An example closer to home is the pronunciation of Ken Caryl Ranch, the subdivision where I grew up and where we now live. The name is derived from area rancher John Shaffer's two sons, Kent and Carrol, and I have it on printed authority from the official Ken Caryl history that the correct pronunciation is Ken Carol, as in Christmas carol. Yet most people, even longtime residents, colloquially refer to it as Ken Carl, as in Carl Weathers, or Carl Sagan, or Carl's Jr.
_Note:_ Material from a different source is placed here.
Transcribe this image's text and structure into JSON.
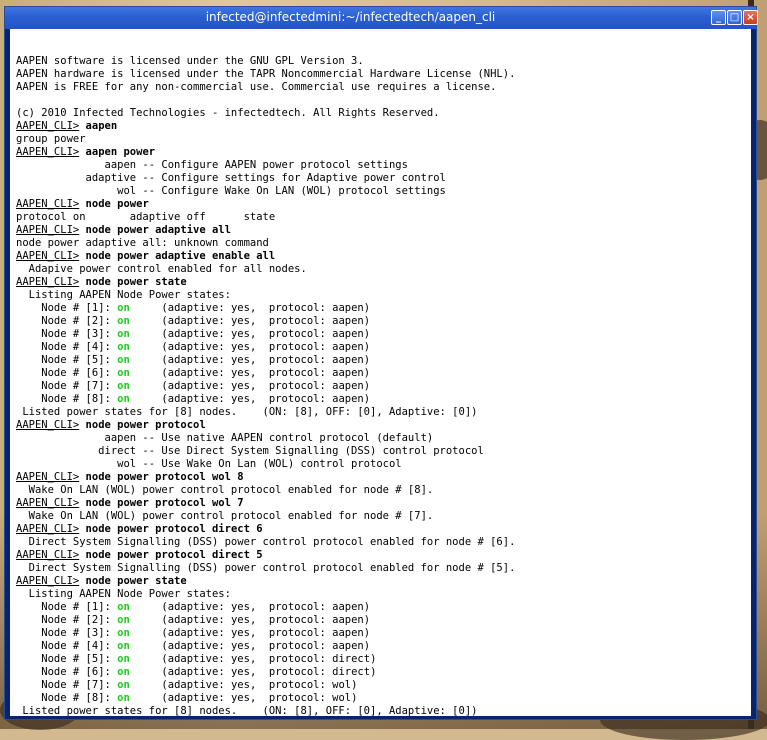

I use this name several times every day in common speech, telling someone where we live or giving directions to my new clinic. I had been hamstrung by the question, "Should I pronounce it the way it's used, or the way that's correct?" but I've settled on on saying it correctly, and I've noticed something interesting. Nobody flinches or acts confused when I say it this way, just as I (almost) don't notice when I hear it pronounced the colloquial way. Most likely, this is because most normal people don't give a hoot about things like this. But to me it seems that Ken Caryl, like BANAL, has two correct pronunciations. In fact, a couple of weeks ago in church, a respected speaker, who has lived in the Ken Caryl Ranch for twenty plus years, used both pronunciations within a minute when referring to the Ken Caryl Ward. He didn't blink, and I don't think anyone else noticed but me.


I'm sure some of you have similar pronunciation woes, or words that vex you. Let's hear them. (Just try not to sound like an idiot.)